Telegram and Facebook posts about verified Bolt driver accounts for sale exist till this day.


People ask and offer verified Bolt drivers’ accounts on Facebook groups, such as this one.



Faceless Facebook users offer Bolt inspection reports for those willing to pay.

Bolt requires every driver to undergo a background check and preliminary test. The ride-hailing company collects identification, vehicle inspection and insurance documents. They also ask for guarantors and do background checks. Afterwards, prospective Bolt drivers attend a mandatory safety training and test. However, the company doesn’t follow these requirements to the letter, and persons have found ways to go around Bolt’s minimal standards. The renting and selling of verified accounts to unknown third parties via groups on Facebook, Telegram and WhatsApp is one of the ways they do it.

Although Bolt considers this practice fraudulent, it is yet to come up with procedures to mitigate it. Some drivers sell their verified accounts when they don’t have the time to use it or when they quit taking ride-hailing jobs. There is a growing market of unqualified and underqualified persons who are desperate to possess the verified Bolt accounts. Others have cars but aren’t willing to go through background checks or tests by Bolt.

“The driver was supposed to be this guy but I got a chubby dark guy,” Sonaike told this reporter.


Bolt driver account used by the impostor who drove Sonaike

Bolt told FIJ that it was working on a face detection programme, but it would take some time before this very important feature is available.

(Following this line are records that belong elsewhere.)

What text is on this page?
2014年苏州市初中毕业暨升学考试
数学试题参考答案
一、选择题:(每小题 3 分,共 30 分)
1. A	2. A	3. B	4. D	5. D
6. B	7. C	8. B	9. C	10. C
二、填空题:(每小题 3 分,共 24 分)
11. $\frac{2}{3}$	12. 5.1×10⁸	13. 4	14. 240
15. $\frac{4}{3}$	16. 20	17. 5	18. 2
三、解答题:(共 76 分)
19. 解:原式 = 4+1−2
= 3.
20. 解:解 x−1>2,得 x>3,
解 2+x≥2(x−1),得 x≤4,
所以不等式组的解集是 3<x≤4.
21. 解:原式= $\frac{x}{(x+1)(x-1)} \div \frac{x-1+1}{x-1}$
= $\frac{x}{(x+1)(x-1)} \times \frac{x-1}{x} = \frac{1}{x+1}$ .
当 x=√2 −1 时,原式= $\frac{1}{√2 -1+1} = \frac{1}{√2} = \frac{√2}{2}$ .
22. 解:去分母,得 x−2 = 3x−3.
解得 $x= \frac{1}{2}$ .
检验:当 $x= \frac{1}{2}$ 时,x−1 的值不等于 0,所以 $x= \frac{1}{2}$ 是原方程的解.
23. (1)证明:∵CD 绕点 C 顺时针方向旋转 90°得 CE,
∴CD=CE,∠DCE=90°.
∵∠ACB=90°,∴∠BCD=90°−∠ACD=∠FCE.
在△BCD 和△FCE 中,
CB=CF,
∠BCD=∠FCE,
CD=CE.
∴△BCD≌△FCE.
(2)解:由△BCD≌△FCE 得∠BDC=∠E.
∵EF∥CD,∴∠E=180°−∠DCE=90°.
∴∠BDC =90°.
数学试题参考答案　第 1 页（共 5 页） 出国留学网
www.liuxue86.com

“Feedback from initial tests show promising outcomes. Testing and improvement of the facial detection algorithms are still ongoing and relatively minor developmental issues with one of our vendors who supplies the government-based identification photos in Nigeria are being addressed,” Bolt told FIJ when questioned about driver identity.


Umar Sodiq, operations manager at Bolt Nigeria, failed to respond to emails from FIJ about the company’s approach to drivers who steal from passengers.

But a Bolt spokesperson told FIJ the company was speaking with the Facebook Marketplace team to monitor criminals buying driver accounts on Facebook. Bolt also said it was trying enhanced features on its behavioural quality score system.

“Our BQS system for improved rating system to incorporate better and more comprehensive feedback to drivers has been fully rolled out across Nigeria,” said Bolt.

“An important feature of BQS is that it flags driver behaviour and funnels and directs drivers for compulsory retraining and further monitoring. Since the roll out of BQS, the average driver rating has improved and the average driver rating on our platform is now above 4.80.”

Bolt revealed that it was working to monitor sellers of its accounts and verification on Facebook.


Despite those claims, previous responses from Bolt show a lack of anticipation of defaulting drivers and a failure to safeguard passengers from drivers committing crimes against them.

In Oti’s case, Bolt Nigeria told him to go to the police station after several hours of futile probing.

“We take issues like this seriously,” Bolt replied Oti on Twitter. “We have received your report and we have started investigations into this. A member of our team will contact you.”

Bolt made a phone call to Oti the following morning, saying that they had been unable to reach Olumegbon, and Oti was free to contact the Nigeria police.